For the financial sector, the disproportionate importance of risk management has come to the fore, Kotak said, adding “The ability to price risks well and having superior underwriting skills is core to the success of a financial services institution.”

Kotak’s comments come at a time when the pandemic has triggered concerns around the asset quality, though the RBI has expressed some relief after seeing lower than expected impairments.

Kotak Mahindra Bank

Kotak said his bank remains focused on building a world-class financial services institution that will deliver long-term sustainable returns for all its stakeholders. For that, he said, the bank will shift its approach significantly to “one of greater aggression”.

“We will not shy away from taking bolder bets. We have a deep conviction in the India growth story and confidence in our risk management capabilities,” he noted.

“We believe the time is right to experiment more, concentrate on segments that we deem offer the best opportunities for returns, he said, reiterating that it will not deviate from its template of risk-adjusted returns.

“Today, we have a much lighter balance sheet and with sufficient capital in our hands, we are ready to grow substantially faster, but on our terms,” he said.

The bank will make higher investments in strengthening our digital and technology platforms and offerings, he said.

“What was once a support function to business, is now the epicentre around which our businesses will revolve,” he said.

India in the Never Normal

Kotak said the pandemic has changed the way consumers and businesses will function. “2020 was a year unlike any that we have seen.
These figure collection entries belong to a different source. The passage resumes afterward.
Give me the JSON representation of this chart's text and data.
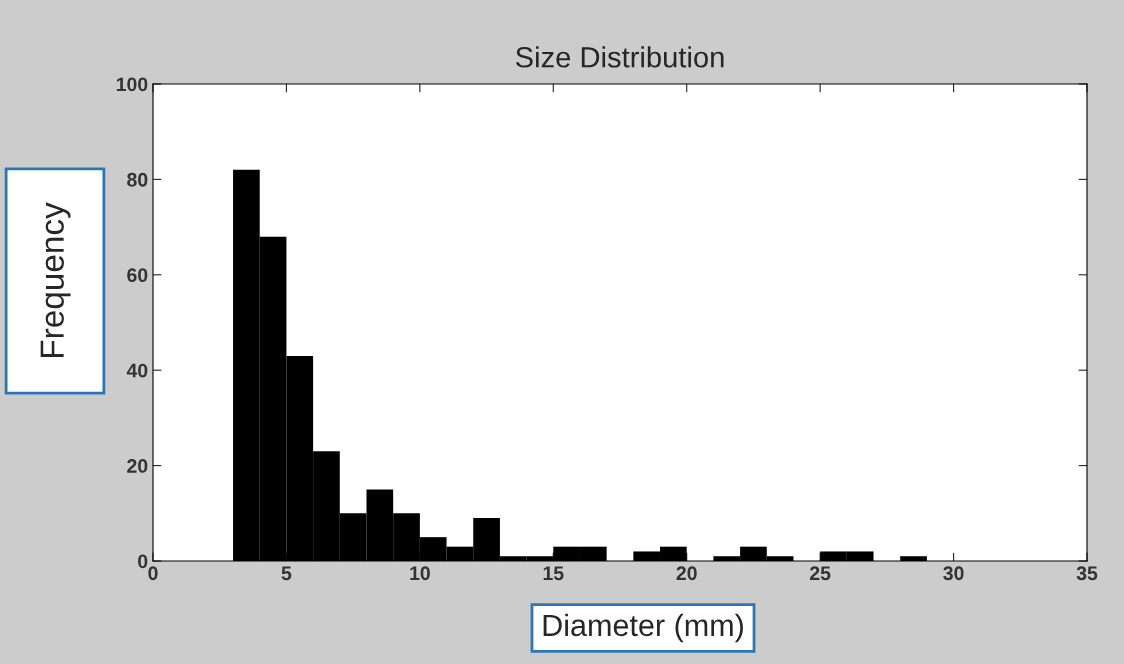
{
  "chart_data": {
    "type": "histogram",
    "title": "Size Distribution",
    "xlabel": "Diameter (mm)",
    "ylabel": "Frequency",
    "bins": [
      3,
      4,
      5,
      6,
      7,
      8,
      9,
      10,
      11,
      12,
      13,
      14,
      15,
      16,
      17,
      18,
      19,
      20,
      21,
      22,
      23,
      24,
      25,
      26,
      27,
      28,
      29
    ],
    "values": [
      82,
      68,
      43,
      23,
      10,
      15,
      10,
      5,
      3,
      9,
      1,
      1,
      3,
      3,
      0,
      2,
      3,
      0,
      1,
      3,
      1,
      0,
      2,
      2,
      0,
      1
    ],
    "color": "#000000",
    "xlim": [
      0,
      35
    ],
    "xticks": [
      0,
      5,
      10,
      15,
      20,
      25,
      30,
      35
    ],
    "ylim": [
      0,
      100
    ],
    "yticks": [
      0,
      20,
      40,
      60,
      80,
      100
    ],
    "grid": false
  }
}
And while 2021 brings with it a fair degree of hope and optimism, I believe that we must embrace living in a world where the new normal and never normal coexist,” he said

According to Uday Kotak, India is currently at the same stage as it was in 2003 when it was at the cusp of an investment cycle, and that physical and social infrastructure will be the growth driver for the country.
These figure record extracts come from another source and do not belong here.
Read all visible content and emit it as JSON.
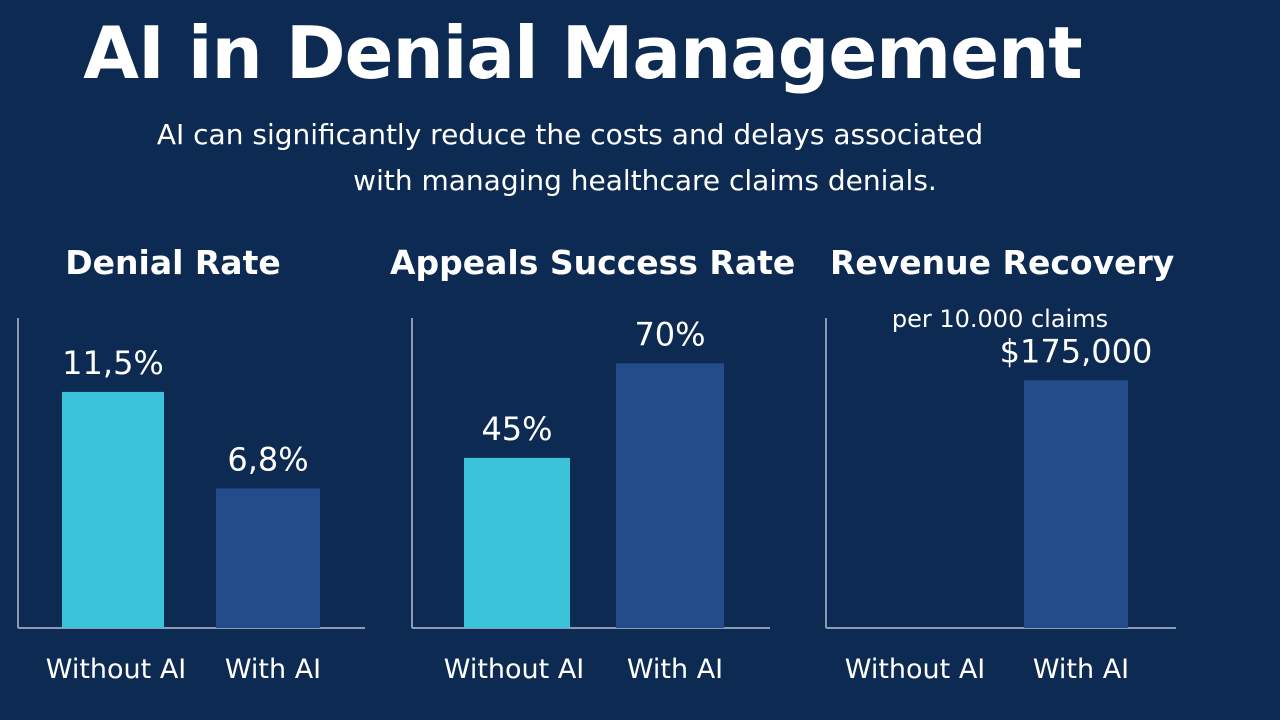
{
  "header": {
    "title": "AI in Denial Management",
    "subtitle_line1": "AI can significantly reduce the costs and delays associated",
    "subtitle_line2": "with managing healthcare claims denials."
  },
  "colors": {
    "background": "#0c2a52",
    "without_ai": "#3ac3d9",
    "with_ai": "#244b8a",
    "axis": "#8a9bb3"
  },
  "chart_data": [
    {
      "type": "bar",
      "title": "Denial Rate",
      "subtitle": "",
      "categories": [
        "Without AI",
        "With AI"
      ],
      "values": [
        11.5,
        6.8
      ],
      "value_labels": [
        "11,5%",
        "6,8%"
      ],
      "ylim": [
        0,
        15.1
      ]
    },
    {
      "type": "bar",
      "title": "Appeals Success Rate",
      "subtitle": "",
      "categories": [
        "Without AI",
        "With AI"
      ],
      "values": [
        45,
        70
      ],
      "value_labels": [
        "45%",
        "70%"
      ],
      "ylim": [
        0,
        82
      ]
    },
    {
      "type": "bar",
      "title": "Revenue Recovery",
      "subtitle": "per 10.000 claims",
      "categories": [
        "Without AI",
        "With AI"
      ],
      "values": [
        null,
        175000
      ],
      "value_labels": [
        "",
        "$175,000"
      ],
      "ylim": [
        0,
        219000
      ]
    }
  ]
}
The veteran banker said the country needs to invest significantly more and move closer to the 3 per cent of GDP mark in healthcare investments over the next 3-5 years.
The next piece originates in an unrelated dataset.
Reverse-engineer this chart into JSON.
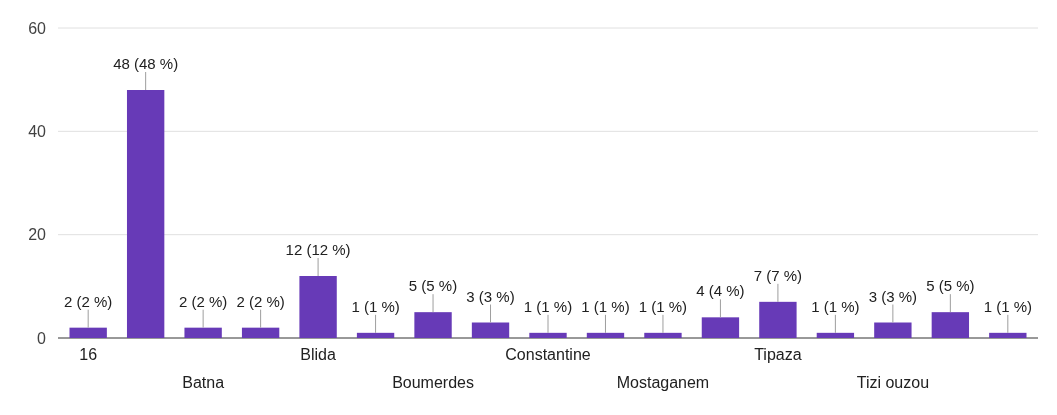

We are transitioning to a world where ‘location’ will be increasingly irrelevant, but need to redouble efforts in education, Kotak said.

Stating that the future belongs to the educated and skilled, he said, “We have to make structural changes in our educational system to improve the quality of education imparted, invest in teachers and upgrade teaching infrastructure.”

When it comes to digital and technology, we have leapfrogged five years within the span of a year, and there will be some rebalancing when we revert to more in-person interactions, he said, making it clear that there is no going back completely.

Inclusive growth

Stressing the need to redefine priorities, he said, “Growth cannot be just for a select few. Inclusion is our responsibility as well as a business imperative. There will be a premium on sustainable growth. Growth that is inclusive and that takes into account the environment, is socially responsible and scores high on governance and ethics.

Doing good and doing well go hand in hand.”

He also acknowledged that the pandemic has created inequalities in society and sought interventions on this front.